Second, when cases are moved outside normal channels and assigned to a special counsel, an attorney general might say that move was designed to ensure public confidence in the investigative and prosecutive decisions of the special counsel. An attorney general might also say it was done to remove any suggestion of political interference in a particular case.
However, those attempts at political inoculation are not working. Attacks on special counsels in the past several years—from government officials, the public, and the media—have been relentless. Also, moving the work away from career Justice Department professionals and to a special counsel suggests that Justice Department prosecutors cannot perform that work in an apolitical and nonpartisan manner. That is not true, and it risks corroding public perception of the Justice Department and the FBI.
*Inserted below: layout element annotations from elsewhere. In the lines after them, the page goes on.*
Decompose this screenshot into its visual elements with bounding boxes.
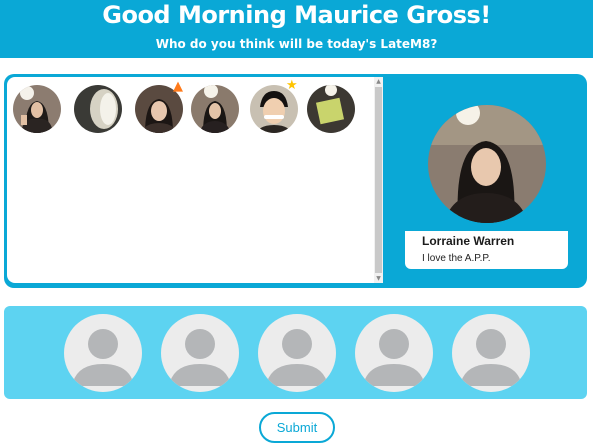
candidate-list-scrollbar[interactable]: ▲ ▼ — [374, 77, 383, 283]
default-user-icon — [460, 329, 522, 386]
candidate-avatar-6[interactable] — [307, 85, 355, 133]
greeting-title: Good Morning Maurice Gross! — [102, 1, 491, 29]
selection-slot-1[interactable] — [64, 314, 142, 392]
default-user-icon — [363, 329, 425, 386]
default-user-icon — [266, 329, 328, 386]
profile-card: Lorraine Warren I love the A.P.P. — [405, 231, 568, 269]
submit-button[interactable]: Submit — [259, 412, 335, 443]
candidate-avatar-2[interactable] — [74, 85, 122, 133]
selection-slot-3[interactable] — [258, 314, 336, 392]
greeting-subtitle: Who do you think will be today's LateM8? — [155, 37, 438, 51]
profile-photo — [428, 105, 546, 223]
candidate-list: ▲ ★ ▲ ▼ — [7, 77, 383, 283]
selection-slot-2[interactable] — [161, 314, 239, 392]
profile-name: Lorraine Warren — [422, 234, 515, 248]
fire-icon: ▲ — [173, 79, 183, 94]
candidate-avatar-4[interactable] — [191, 85, 239, 133]
default-user-icon — [169, 329, 231, 386]
default-user-icon — [72, 329, 134, 386]
star-icon: ★ — [286, 78, 298, 93]
header-banner: Good Morning Maurice Gross! Who do you t… — [0, 0, 593, 58]
selection-slot-4[interactable] — [355, 314, 433, 392]
selection-slot-5[interactable] — [452, 314, 530, 392]
selection-panel — [4, 306, 587, 399]
candidates-panel: ▲ ★ ▲ ▼ Lorraine Warren I love the A.P.P… — [4, 74, 587, 288]
profile-message: I love the A.P.P. — [422, 253, 491, 264]
candidate-avatar-1[interactable] — [13, 85, 61, 133]
scroll-down-icon[interactable]: ▼ — [374, 274, 383, 283]
scroll-thumb[interactable] — [375, 87, 382, 273]
scroll-up-icon[interactable]: ▲ — [374, 77, 383, 86]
Third, there are three men currently serving as a special counsel. Two of the three—Robert Hur and David Weiss—were originally appointed as U.S. attorneys by former President Donald Trump. Both have since been appointed as special counsels by Garland: one to investigate President Joe Biden’s mishandling of classified information and one to investigate the president’s son, Hunter Biden, generally.
But isn’t that a problem, too?
Appointing Republicans to investigate Democrats, or Democrats to investigate Republicans, is troubling. Here, the appointment of two Republicans to investigate two Democrats is quintessentially a political decision, even if made for salutary reasons. I would feel the same way if the labels were reversed.
I have no quarrel with any of the current special counsels, and no question about their integrity or professionalism. Similarly, I had no question about the integrity or professionalism of former Special Counsel Robert Mueller. I may not agree—nor do I expect to agree—with every decision they make. They have hard jobs, make difficult calls based on imperfect information, and will get some things right and some things wrong. That is the human condition.
Further, all three current special counsels are shepherding work that needs to be done. But as important investigations continue to shift away from traditional Justice Department channels, it feeds a (growing) perception that the Justice Department cannot be trusted with this work. That is an unfortunate and corrosive trend. Career prosecutors and agents handle incredibly sensitive cases every day in every corner of the country, well and professionally.
There have been other extraordinary events in major league baseball. The longest hitting streak for instance—56 consecutive games—also occurred in 1941. Things that happen every eight decades seem more extraordinary than things that happen three times in 10 months.
Attorneys general should pause before appointing another special counsel and think carefully about what truly constitutes an extraordinary circumstance. They should keep in mind that the march to special counsels can be corrosive to the Justice Department. And they should eschew political decisions that are made, ostensibly and ironically, to avoid politics.
Perhaps a special counsel will come along as often as a Ted Williams or a Joe DiMaggio comes along, and perhaps that will be sufficient.